I’d love to hear about how you approached the choreography with Emara Neymour-Jackson, the dancer who plays Baker in the film.
RK: The three of us would watch Baker’s films, line up a bunch of photographs—all still images—and then create pathways from one image to the next. We also created a kind of written score that described all the different qualities that we saw in her performances: feminine, masculine, modern, jazz, formal, lengthened, bent.
That would be a kind of game in the studio for creating movement, which would feel more like us and like Emara than Josephine. But the way we’d structure it in time—one thing after another, juxtaposing each movement, piecing together choreography like a collage—felt like it was aligned with Baker’s way of structuring movement.
BG: Another thing that’s important is the choreography of the gaze—the way she’s aware that you’re looking at her moving and dancing. And she has this kind of relationship with the gaze of the camera, with the spectator, that very much puts you on the inside of the game, the joke, the performance. That was very postmodern.
Baker did a lot of things where it was like, Who is Josephine Baker? She was playing so many different roles.
What can you tell me about the role of Germain Louvet, the Paris Opera Ballet dancer, and what his dancing embodies in the film?
RK: We saw Germain’s role as kind of Le Corbusier’s fantasy. As the character is reflecting on this lost love, I think he starts to fantasize himself this dancer who could attract Josephine’s attention.
This is also our speculation—that Le Corbusier really wanted to be a dancer.
BG: Mm-hmm. [Laughs.]
RK: I think that’s not so far off either, because, you know, he was a nudist…
BG: He was always physically active…
RK: He introduced the gymnasium into his architecture, which is kind of fascinating—like, that’s so fundamental today, and Corbu was doing that in the 1930s.
At one point, Germain leans into an imprint of a human body on the side of the Cité Radieuse.
That’s Le Corbusier’s own shape that he carved into the building—he called it the “Modulor,” and he actually used it as the measuring stick for designing the Cité, and for all the buildings that followed. So, I mean, that is pretty wackadoo dancer thinking [laughs], you know? Like, Let me use my body to measure this space.
BG: I think what makes Germain’s performance so exciting was the way in which he fails to be fully the fantasy; he fails to sit within this idealized modular man. That’s part of what we wanted to do, too—through dance movement, through Moses Sumney’s music—is complicate that idea he might have for himself.
How did you come to collaborate with Moses Sumney on the soundtrack, and what was that like?

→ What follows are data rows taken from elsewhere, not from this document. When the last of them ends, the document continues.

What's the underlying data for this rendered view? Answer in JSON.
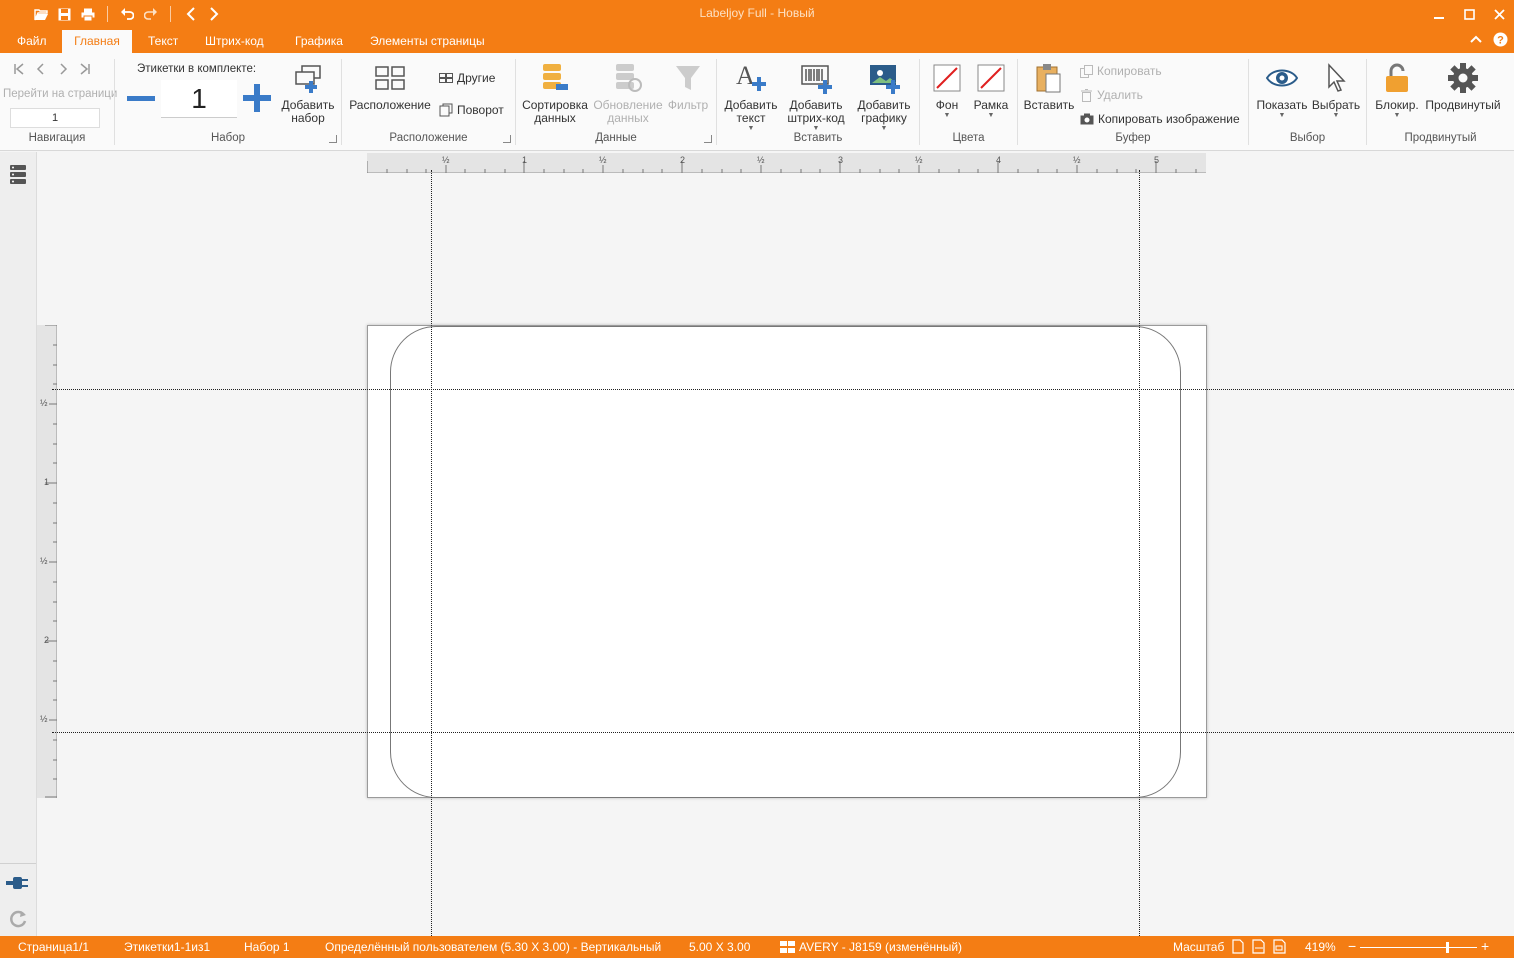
{
  "app": {
    "title": "Labeljoy Full - Новый"
  },
  "tabs": [
    {
      "label": "Файл"
    },
    {
      "label": "Главная"
    },
    {
      "label": "Текст"
    },
    {
      "label": "Штрих-код"
    },
    {
      "label": "Графика"
    },
    {
      "label": "Элементы страницы"
    }
  ],
  "ribbon": {
    "nav": {
      "goto_label": "Перейти на страници",
      "page_value": "1",
      "group": "Навигация"
    },
    "set": {
      "labels_in_kit": "Этикетки в комплекте:",
      "count": "1",
      "add_set": "Добавить набор",
      "group": "Набор"
    },
    "layout": {
      "layout": "Расположение",
      "other": "Другие",
      "rotate": "Поворот",
      "group": "Расположение"
    },
    "data": {
      "sort": "Сортировка данных",
      "update": "Обновление данных",
      "filter": "Фильтр",
      "group": "Данные"
    },
    "insert": {
      "add_text": "Добавить текст",
      "add_barcode": "Добавить штрих-код",
      "add_graphic": "Добавить графику",
      "group": "Вставить"
    },
    "colors": {
      "background": "Фон",
      "frame": "Рамка",
      "group": "Цвета"
    },
    "buffer": {
      "paste": "Вставить",
      "copy": "Копировать",
      "delete": "Удалить",
      "copy_image": "Копировать изображение",
      "group": "Буфер"
    },
    "select": {
      "show": "Показать",
      "select": "Выбрать",
      "group": "Выбор"
    },
    "advanced": {
      "lock": "Блокир.",
      "advanced": "Продвинутый",
      "group": "Продвинутый"
    }
  },
  "ruler": {
    "h": [
      "½",
      "1",
      "½",
      "2",
      "½",
      "3",
      "½",
      "4",
      "½",
      "5"
    ],
    "v": [
      "½",
      "1",
      "½",
      "2",
      "½"
    ]
  },
  "status": {
    "page": "Страница1/1",
    "labels": "Этикетки1-1из1",
    "set": "Набор 1",
    "custom": "Определённый пользователем (5.30 X 3.00) - Вертикальный",
    "size": "5.00 X 3.00",
    "template": "AVERY - J8159 (изменённый)",
    "scale_label": "Масштаб",
    "zoom": "419%"
  },
  "colors": {
    "accent": "#f47d14",
    "blue": "#3a7bc8"
  }
}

RK: I guess we met Moses through Solange. [Gerard & Kelly have collaborated with the singer on a number of performance works.] Moses seemed like the right collaborator, specifically around the play of gender that we were thinking about, and also to connect back to the Baker songbook and to jazz, but to help keep the vibe of the film very much now.

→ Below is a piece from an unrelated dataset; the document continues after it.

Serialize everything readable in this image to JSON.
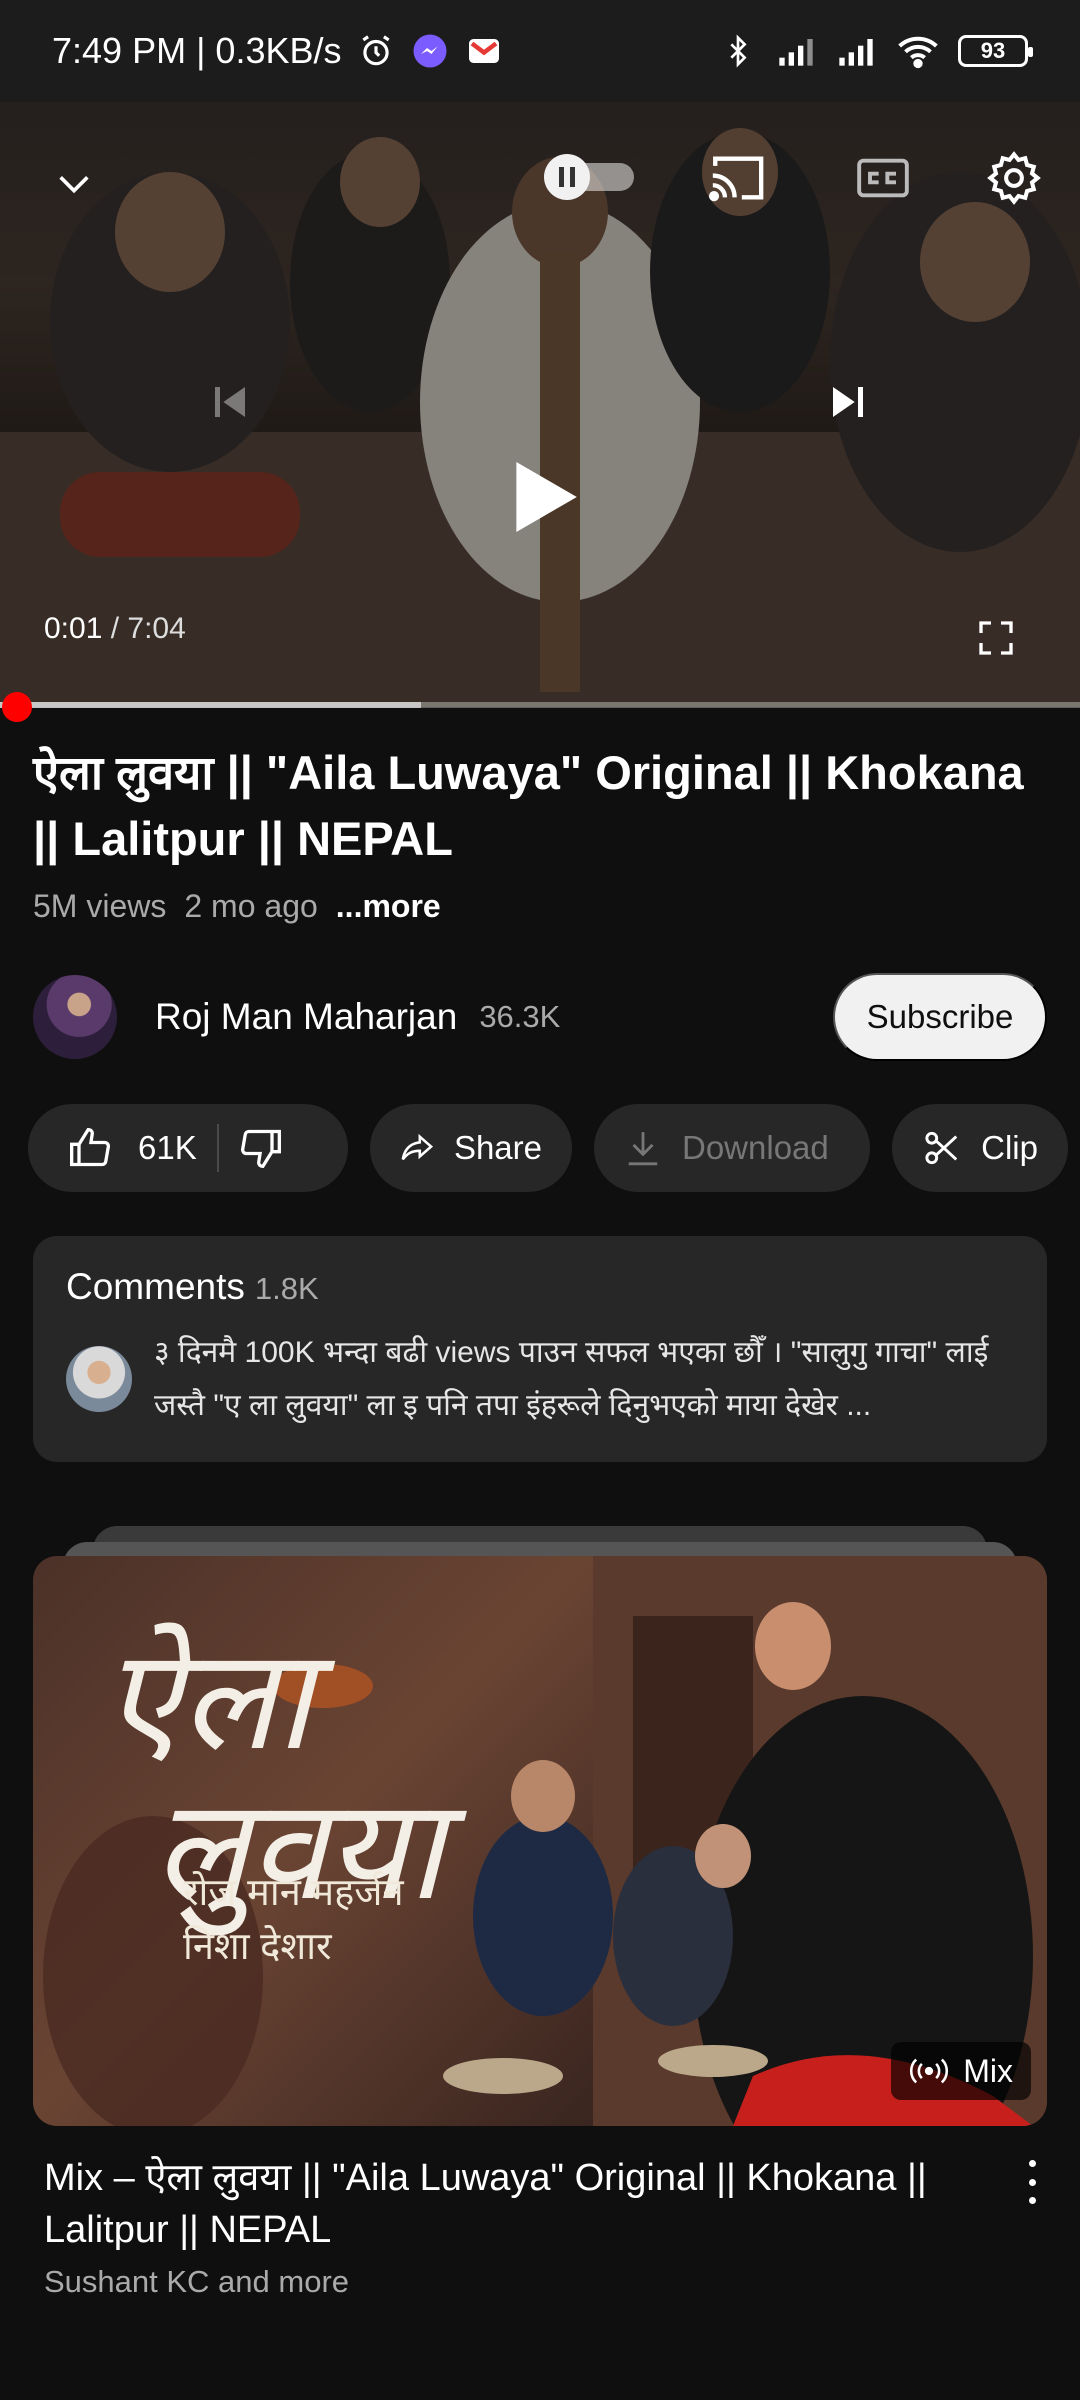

We were there from the conception of the work together. At one point last summer, we went out to North Carolina and worked with him there. It was a very deep collaboration.

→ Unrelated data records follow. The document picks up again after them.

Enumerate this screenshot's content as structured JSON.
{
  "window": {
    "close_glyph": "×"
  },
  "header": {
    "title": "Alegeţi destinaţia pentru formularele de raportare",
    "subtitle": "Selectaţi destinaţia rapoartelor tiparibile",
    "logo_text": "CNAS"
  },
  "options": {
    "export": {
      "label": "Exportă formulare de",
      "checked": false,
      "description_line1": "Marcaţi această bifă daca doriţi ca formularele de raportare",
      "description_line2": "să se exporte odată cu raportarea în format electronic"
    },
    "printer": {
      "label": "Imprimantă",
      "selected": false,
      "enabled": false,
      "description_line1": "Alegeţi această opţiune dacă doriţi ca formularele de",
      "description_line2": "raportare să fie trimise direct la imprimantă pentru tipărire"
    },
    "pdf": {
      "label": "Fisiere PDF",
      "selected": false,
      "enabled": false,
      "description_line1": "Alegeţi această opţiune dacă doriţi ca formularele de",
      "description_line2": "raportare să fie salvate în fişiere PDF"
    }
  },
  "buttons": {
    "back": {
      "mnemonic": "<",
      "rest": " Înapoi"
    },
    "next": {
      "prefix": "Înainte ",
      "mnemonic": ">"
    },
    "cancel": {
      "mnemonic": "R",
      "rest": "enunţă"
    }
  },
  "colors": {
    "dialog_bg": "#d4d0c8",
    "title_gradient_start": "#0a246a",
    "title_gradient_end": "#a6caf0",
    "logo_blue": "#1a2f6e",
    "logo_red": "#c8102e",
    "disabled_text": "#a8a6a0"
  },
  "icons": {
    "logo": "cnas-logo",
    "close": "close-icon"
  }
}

His music was not only a source for the film’s choreography; the composition and the editing were completed alongside each other in a series of back-and-forths among the three of us. The relationship between the film and the music is itself a kind of pas de deux.
BG: You know, Moses’s view of the world and his music are so sophisticated and intelligent, and also very emotional. Oftentimes, he creates ambivalent emotional experiences. You can’t quite name exactly what you’re feeling. Is it longing? Sadness? Desire? Joy?
That’s part of what we wanted to get into: how these intimacies that are very powerful and unexpected, they kind of shatter us and create a prismatic, emotional experience. And the shattering that happens to Le Corbusier echoes in his vision: he starts to see color.